Biometric scanner kiosks were installed at three entrances at Oxford High School in August. The district is using a weapons detection dog at the high school with its own district handler and had NightLock safety shades installed on door windows in classrooms. The district is already using a private security company to provide trained, armed personnel in every school building, has installed digital ID readers for student entry at the high school and hired a second school resource officer for the district.
It continues to test ZeroEyes at the high school on 30 cameras. The district plans to increase that number to 80-100 cameras by the end of September.
ZeroEyes software was installed in March, and monitoring on Oxford High School’s cameras began in April. The software will remain in place through June 2023. Oxford also requires middle and high school students to continue using clear backpacks.
Parents in Oxford have been demanding increased safety measures since the Nov. 30 shooting. Oxford parent Jessica Tonkovich told the Oxford board of education last week she wants the biometric scanner kiosks, known as Evolv, to be used at after-school events, such as swim meets.
Tonkovich said she noticed the technology was in use at outdoor football games and asked for it to be expanded to all after-school events on campus. The board took her comments under advisement.

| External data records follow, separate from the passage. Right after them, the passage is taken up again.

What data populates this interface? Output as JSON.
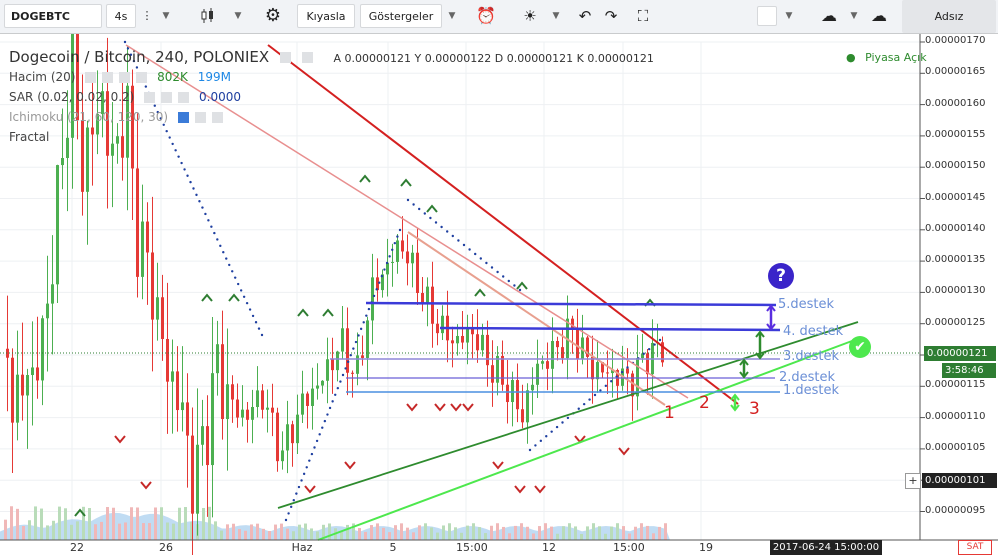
{
  "toolbar": {
    "symbol": "DOGEBTC",
    "interval": "4s",
    "compare_label": "Kıyasla",
    "indicators_label": "Göstergeler",
    "user_label": "Adsız"
  },
  "legend": {
    "title": "Dogecoin / Bitcoin, 240, POLONIEX",
    "ohlc": "A 0.00000121  Y 0.00000122  D 0.00000121  K 0.00000121",
    "market_status": "Piyasa Açık",
    "volume_label": "Hacim (20)",
    "volume_value1": "802K",
    "volume_value2": "199M",
    "sar_label": "SAR (0.02, 0.02, 0.2)",
    "sar_value": "0.0000",
    "ichimoku_label": "Ichimoku (21, 60, 120, 30)",
    "fractal_label": "Fractal"
  },
  "price_axis": {
    "ticks": [
      "0.00000170",
      "0.00000165",
      "0.00000160",
      "0.00000155",
      "0.00000150",
      "0.00000145",
      "0.00000140",
      "0.00000135",
      "0.00000130",
      "0.00000125",
      "0.00000120",
      "0.00000115",
      "0.00000110",
      "0.00000105",
      "0.00000100",
      "0.00000095"
    ],
    "current_price": "0.00000121",
    "countdown": "3:58:46",
    "crosshair_price": "0.00000101"
  },
  "time_axis": {
    "ticks": [
      "22",
      "26",
      "Haz",
      "5",
      "15:00",
      "12",
      "15:00",
      "19"
    ],
    "crosshair_time": "2017-06-24 15:00:00"
  },
  "annotations": {
    "support_labels": [
      "5.destek",
      "4. destek",
      "3.destek",
      "2.destek",
      "1.destek"
    ],
    "line_numbers": [
      "1",
      "2",
      "3"
    ],
    "question_mark": "?",
    "sell_label": "SAT"
  },
  "colors": {
    "up_candle": "#4caf50",
    "down_candle": "#e53935",
    "support_line": "#3b3bd8",
    "resistance_line": "#d42020",
    "trend_green": "#2e8b2e",
    "trend_light_green": "#4de84d"
  }
}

“Students participating in sports after school are bringing their bags (from home after school) and are not going through Evolv technology. That is causing my child, when she is able to enter the building, to have panic attacks,” Tonkovich said.
“I’m not that saying we are not safer. We are way safer. I can tell as we are going through the day it’s a safer day. The perception of safety and these moments for them are what is their reality,” Tonkovich said.
Like other school superintendents, Caledonia Community Schools Superintendent Dedrick Martin paid close attention to every school shooting that happened across the nation. While Caledonia Community Schools is about 140 miles away from Oxford High School, the tragedy felt close.
“Being that close to home really raised the bar of everyone wanting to see increased security and what we can do to keep kids safe,” Martin said. “There was some expression of people who wanted to see more officers in our facilities. We wanted to do everything we could within reason to keep our kids safe.”
The district, located on the west side of Michigan outside Grand Rapids, has had a school resource officer on staff for more than five years, Martin said. But this fall, Martin added at least 10 new school security positions to staff payrolls to allow the SRO to broaden districtwide coverage for security.
Two school safety officers, who are retired police officers, and civilian safety aides started on the first day of school in all nine school buildings.
“The new (safety officer) positions are newly created support staff who are former licensed officers who recently retired. They are allowed to carry (firearms) in our school, and they assist with school security and monitor our doors, hallway and safety related,” Martin said.
The positions were paid with general budget funds, and the two safety officers are on contract with no benefits in the district with 4,700 students.
“We put them in and the kids saw them more like hall monitors and got used to them. There was no big planned roll-out. They started to interact with kids,” Martin said. “Because of their experience, they can quickly communicate with the SRO and police.”
The Michigan Association of Superintendents and Administrators surveyed its member districts about their programs for school resource officers. About 65% of respondents said they had one on staff and 97% said the officer collaborates with local law enforcement. MASA officials said 54% of those who responded as having an SRO identified as being in a rural district and 39% were suburban.
While the SRO is the lead in all buildings, Martin said safety officers are there to support “once the rest of the cavalry arrives” in an emergency.
“We feel more comfortable knowing we are better situation than we were last year,” Martin said.